July 22, 2021
Fire union president Marty Lancton may be getting his job back with the city of Houston after an independent arbitrator on Monday determined that the city had no cause to indefinitely suspend him in January.
The ruling would reinstate Lancton as a city employee on special assignment to lead the Houston Professional Fire Fighters Association, and would also grant the union president full back pay.
Lancton was suspended earlier this year after Houston Fire Chief Samuel Peña said he failed to report to work.
“He was absent from work for three or more days,” Peña said. “Essentially AWOL — absent without leave.”
Peña said he asked Lancton to sign an memorandum of understanding, or MOU, after the contract between the city and union expired in 2017. The MOU would allow Lancton to continue working as union president, Peña said.
After the fire chief claimed to have not received the signed document, he moved to suspend Lancton on Jan. 19.
Lancton, however, claims that he did sign — a claim that the independent arbitrator sided with on Monday.
“It’s not what we expected,” Peña said of the ruling. “I believe I was in the right to terminate the employee.”
Lancton has maintained that the suspension was actually an act of retaliation for his criticism of Mayor Sylvester Turner’s response to the ongoing legal battle over pay between the union and the city, which originated after the 2017 contract ended.
“I absolutely believe that this mayor used or attempted to use me as some sort of political message in retaliation,” Lancton said.
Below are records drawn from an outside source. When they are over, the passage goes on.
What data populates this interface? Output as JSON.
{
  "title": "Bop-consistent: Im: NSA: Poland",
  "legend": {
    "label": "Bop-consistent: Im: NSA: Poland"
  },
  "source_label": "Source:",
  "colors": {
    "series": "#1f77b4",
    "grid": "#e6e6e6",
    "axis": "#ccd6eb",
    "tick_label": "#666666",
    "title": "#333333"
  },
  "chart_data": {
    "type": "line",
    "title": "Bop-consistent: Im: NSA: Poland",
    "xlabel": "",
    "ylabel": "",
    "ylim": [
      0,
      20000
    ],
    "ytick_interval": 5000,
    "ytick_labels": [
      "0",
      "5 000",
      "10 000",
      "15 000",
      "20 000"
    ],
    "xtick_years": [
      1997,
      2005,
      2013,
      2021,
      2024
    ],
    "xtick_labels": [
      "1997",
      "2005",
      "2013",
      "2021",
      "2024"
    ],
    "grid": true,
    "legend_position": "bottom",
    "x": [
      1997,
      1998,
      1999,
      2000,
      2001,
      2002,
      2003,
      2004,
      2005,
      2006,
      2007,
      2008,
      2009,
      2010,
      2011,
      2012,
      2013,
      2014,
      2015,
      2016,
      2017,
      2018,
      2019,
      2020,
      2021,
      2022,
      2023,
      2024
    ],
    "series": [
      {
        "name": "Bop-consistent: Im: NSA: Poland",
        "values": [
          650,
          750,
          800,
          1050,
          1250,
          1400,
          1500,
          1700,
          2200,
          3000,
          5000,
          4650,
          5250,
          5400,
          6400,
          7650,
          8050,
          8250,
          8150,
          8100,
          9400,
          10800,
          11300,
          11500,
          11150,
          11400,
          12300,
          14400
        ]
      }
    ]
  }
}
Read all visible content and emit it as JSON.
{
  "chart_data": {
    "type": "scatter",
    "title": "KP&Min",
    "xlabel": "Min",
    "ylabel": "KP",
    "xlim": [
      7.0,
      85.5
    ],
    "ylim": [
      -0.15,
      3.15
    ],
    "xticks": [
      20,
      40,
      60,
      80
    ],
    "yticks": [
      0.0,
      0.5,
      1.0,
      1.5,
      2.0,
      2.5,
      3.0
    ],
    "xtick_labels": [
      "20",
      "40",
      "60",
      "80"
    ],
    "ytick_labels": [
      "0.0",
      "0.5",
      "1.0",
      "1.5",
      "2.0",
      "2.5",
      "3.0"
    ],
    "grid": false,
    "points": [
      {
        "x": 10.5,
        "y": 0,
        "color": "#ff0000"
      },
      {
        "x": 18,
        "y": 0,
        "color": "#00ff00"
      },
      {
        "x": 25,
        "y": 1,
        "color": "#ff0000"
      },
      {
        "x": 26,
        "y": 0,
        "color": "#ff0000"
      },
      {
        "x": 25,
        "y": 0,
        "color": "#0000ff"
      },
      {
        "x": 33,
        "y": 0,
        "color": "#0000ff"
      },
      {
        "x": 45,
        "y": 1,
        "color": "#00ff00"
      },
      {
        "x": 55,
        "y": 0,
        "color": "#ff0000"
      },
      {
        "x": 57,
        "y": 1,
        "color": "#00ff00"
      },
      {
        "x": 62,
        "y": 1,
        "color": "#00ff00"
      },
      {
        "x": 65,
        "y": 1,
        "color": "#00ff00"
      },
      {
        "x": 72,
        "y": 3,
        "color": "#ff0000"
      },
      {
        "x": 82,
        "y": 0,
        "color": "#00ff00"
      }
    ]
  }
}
The mayor’s office declined requests for comment.
During the years-long pay dispute, the union has asked for a pay increase through a collective bargaining contract, while the city has opposed the idea — instead opting to increase firefighter pay by 18% over the next three years, a measure that city council passed in June.
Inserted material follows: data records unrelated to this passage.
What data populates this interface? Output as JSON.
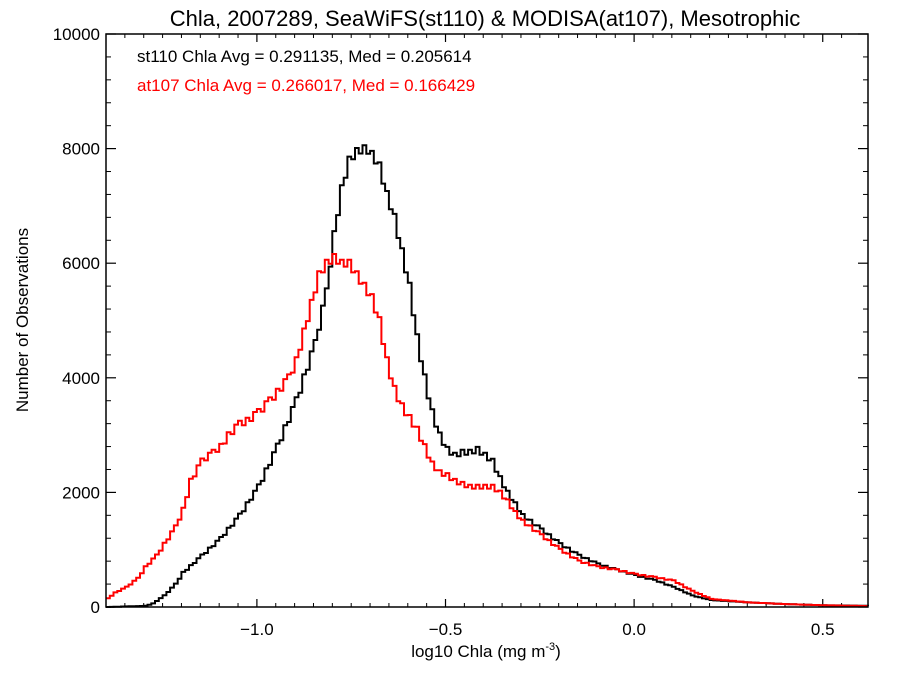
{
  "chart_data": {
    "type": "line",
    "title": "Chla, 2007289, SeaWiFS(st110) & MODISA(at107), Mesotrophic",
    "xlabel_base": "log10 Chla (mg m",
    "xlabel_sup": "-3",
    "xlabel_tail": ")",
    "ylabel": "Number of Observations",
    "xlim": [
      -1.4,
      0.62
    ],
    "ylim": [
      0,
      10000
    ],
    "x_ticks": [
      -1.0,
      -0.5,
      0.0,
      0.5
    ],
    "x_tick_labels": [
      "−1.0",
      "−0.5",
      "0.0",
      "0.5"
    ],
    "y_ticks": [
      0,
      2000,
      4000,
      6000,
      8000,
      10000
    ],
    "y_tick_labels": [
      "0",
      "2000",
      "4000",
      "6000",
      "8000",
      "10000"
    ],
    "grid": false,
    "annotations": [
      {
        "text": "st110 Chla Avg = 0.291135, Med = 0.205614",
        "color": "#000000"
      },
      {
        "text": "at107 Chla Avg = 0.266017, Med = 0.166429",
        "color": "#ff0000"
      }
    ],
    "series": [
      {
        "color": "#000000",
        "style": "step",
        "x": [
          -1.4,
          -1.3,
          -1.28,
          -1.25,
          -1.22,
          -1.2,
          -1.15,
          -1.1,
          -1.05,
          -1.0,
          -0.95,
          -0.9,
          -0.85,
          -0.82,
          -0.8,
          -0.78,
          -0.76,
          -0.74,
          -0.72,
          -0.71,
          -0.7,
          -0.68,
          -0.66,
          -0.64,
          -0.62,
          -0.6,
          -0.58,
          -0.56,
          -0.54,
          -0.52,
          -0.5,
          -0.48,
          -0.46,
          -0.44,
          -0.42,
          -0.4,
          -0.38,
          -0.36,
          -0.34,
          -0.32,
          -0.3,
          -0.25,
          -0.2,
          -0.15,
          -0.1,
          -0.05,
          0.0,
          0.05,
          0.1,
          0.15,
          0.2,
          0.3,
          0.4,
          0.5,
          0.62
        ],
        "y": [
          0,
          20,
          60,
          200,
          400,
          600,
          900,
          1200,
          1600,
          2100,
          2800,
          3600,
          4600,
          5500,
          6500,
          7300,
          7800,
          7950,
          8000,
          7850,
          7900,
          7700,
          7200,
          6800,
          6200,
          5600,
          4700,
          4000,
          3400,
          3000,
          2750,
          2650,
          2700,
          2700,
          2750,
          2650,
          2550,
          2250,
          2000,
          1800,
          1600,
          1350,
          1100,
          900,
          750,
          650,
          550,
          470,
          350,
          200,
          120,
          80,
          50,
          30,
          20
        ]
      },
      {
        "color": "#ff0000",
        "style": "step",
        "x": [
          -1.4,
          -1.38,
          -1.35,
          -1.32,
          -1.3,
          -1.27,
          -1.25,
          -1.22,
          -1.2,
          -1.18,
          -1.15,
          -1.12,
          -1.1,
          -1.08,
          -1.05,
          -1.03,
          -1.0,
          -0.97,
          -0.95,
          -0.92,
          -0.9,
          -0.88,
          -0.86,
          -0.84,
          -0.82,
          -0.8,
          -0.78,
          -0.76,
          -0.74,
          -0.72,
          -0.7,
          -0.68,
          -0.66,
          -0.64,
          -0.62,
          -0.6,
          -0.58,
          -0.56,
          -0.54,
          -0.52,
          -0.5,
          -0.48,
          -0.46,
          -0.44,
          -0.42,
          -0.4,
          -0.38,
          -0.36,
          -0.34,
          -0.32,
          -0.3,
          -0.25,
          -0.2,
          -0.15,
          -0.1,
          -0.05,
          0.0,
          0.05,
          0.1,
          0.15,
          0.2,
          0.3,
          0.4,
          0.5,
          0.62
        ],
        "y": [
          150,
          250,
          350,
          500,
          700,
          900,
          1100,
          1400,
          1700,
          2200,
          2550,
          2700,
          2800,
          3000,
          3200,
          3250,
          3400,
          3600,
          3750,
          4000,
          4300,
          4800,
          5300,
          5800,
          6000,
          6100,
          6000,
          6000,
          5800,
          5600,
          5400,
          5000,
          4300,
          3800,
          3500,
          3300,
          3100,
          2800,
          2500,
          2350,
          2300,
          2200,
          2150,
          2100,
          2100,
          2100,
          2100,
          2000,
          1850,
          1650,
          1500,
          1250,
          1000,
          800,
          700,
          650,
          570,
          520,
          460,
          280,
          140,
          80,
          50,
          30,
          15
        ]
      }
    ]
  }
}
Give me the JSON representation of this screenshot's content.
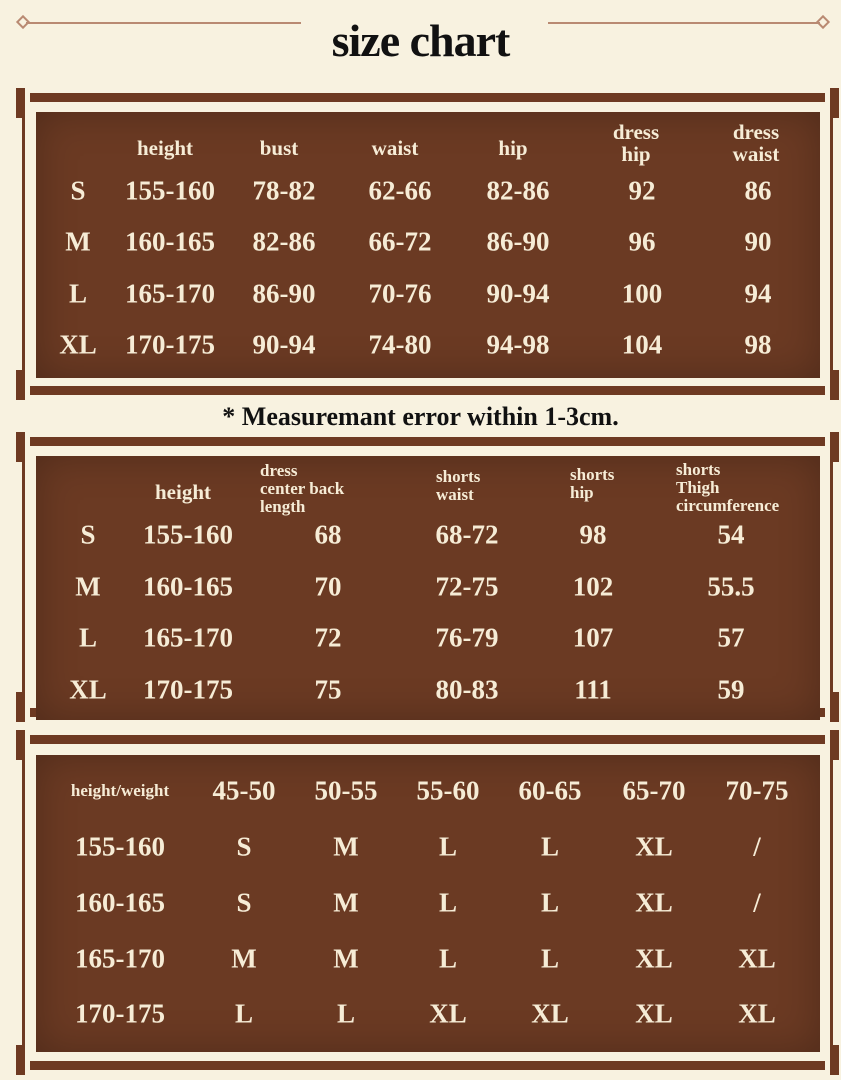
{
  "title": "size chart",
  "colors": {
    "background": "#f8f2e0",
    "panel": "#6b3a23",
    "frame": "#6e3a22",
    "text_on_panel": "#f6ecd6"
  },
  "table1": {
    "headers": [
      "",
      "height",
      "bust",
      "waist",
      "hip",
      "dress\nhip",
      "dress\nwaist"
    ],
    "rows": [
      [
        "S",
        "155-160",
        "78-82",
        "62-66",
        "82-86",
        "92",
        "86"
      ],
      [
        "M",
        "160-165",
        "82-86",
        "66-72",
        "86-90",
        "96",
        "90"
      ],
      [
        "L",
        "165-170",
        "86-90",
        "70-76",
        "90-94",
        "100",
        "94"
      ],
      [
        "XL",
        "170-175",
        "90-94",
        "74-80",
        "94-98",
        "104",
        "98"
      ]
    ]
  },
  "note": "* Measuremant error within 1-3cm.",
  "table2": {
    "headers": [
      "",
      "height",
      "dress\ncenter back\nlength",
      "shorts\nwaist",
      "shorts\nhip",
      "shorts\nThigh\ncircumference"
    ],
    "rows": [
      [
        "S",
        "155-160",
        "68",
        "68-72",
        "98",
        "54"
      ],
      [
        "M",
        "160-165",
        "70",
        "72-75",
        "102",
        "55.5"
      ],
      [
        "L",
        "165-170",
        "72",
        "76-79",
        "107",
        "57"
      ],
      [
        "XL",
        "170-175",
        "75",
        "80-83",
        "111",
        "59"
      ]
    ]
  },
  "table3": {
    "headers": [
      "height/weight",
      "45-50",
      "50-55",
      "55-60",
      "60-65",
      "65-70",
      "70-75"
    ],
    "rows": [
      [
        "155-160",
        "S",
        "M",
        "L",
        "L",
        "XL",
        "/"
      ],
      [
        "160-165",
        "S",
        "M",
        "L",
        "L",
        "XL",
        "/"
      ],
      [
        "165-170",
        "M",
        "M",
        "L",
        "L",
        "XL",
        "XL"
      ],
      [
        "170-175",
        "L",
        "L",
        "XL",
        "XL",
        "XL",
        "XL"
      ]
    ]
  }
}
The union sees the pay increase as a “bonus,” according to Lancton, who has previously pointed to the fact that the pay raise would be covered using temporary federal funding from the American Rescue Plan Act.
Earlier this month, the union gained enough signatures to place a charter amendment on the November ballot, which would allow Houston voters to decide whether to force the city and union into arbitration if contract negations continue to stall — meaning a third party would develop a contract that must be accepted by both the city and union.
“It would resolve the contract disputes in 45 days, not in six years,” Lancton said. “We will continue to do the right thing. We will continue to answer the citizens’ calls, but it is the elected politicians that have got to start answering to the public.”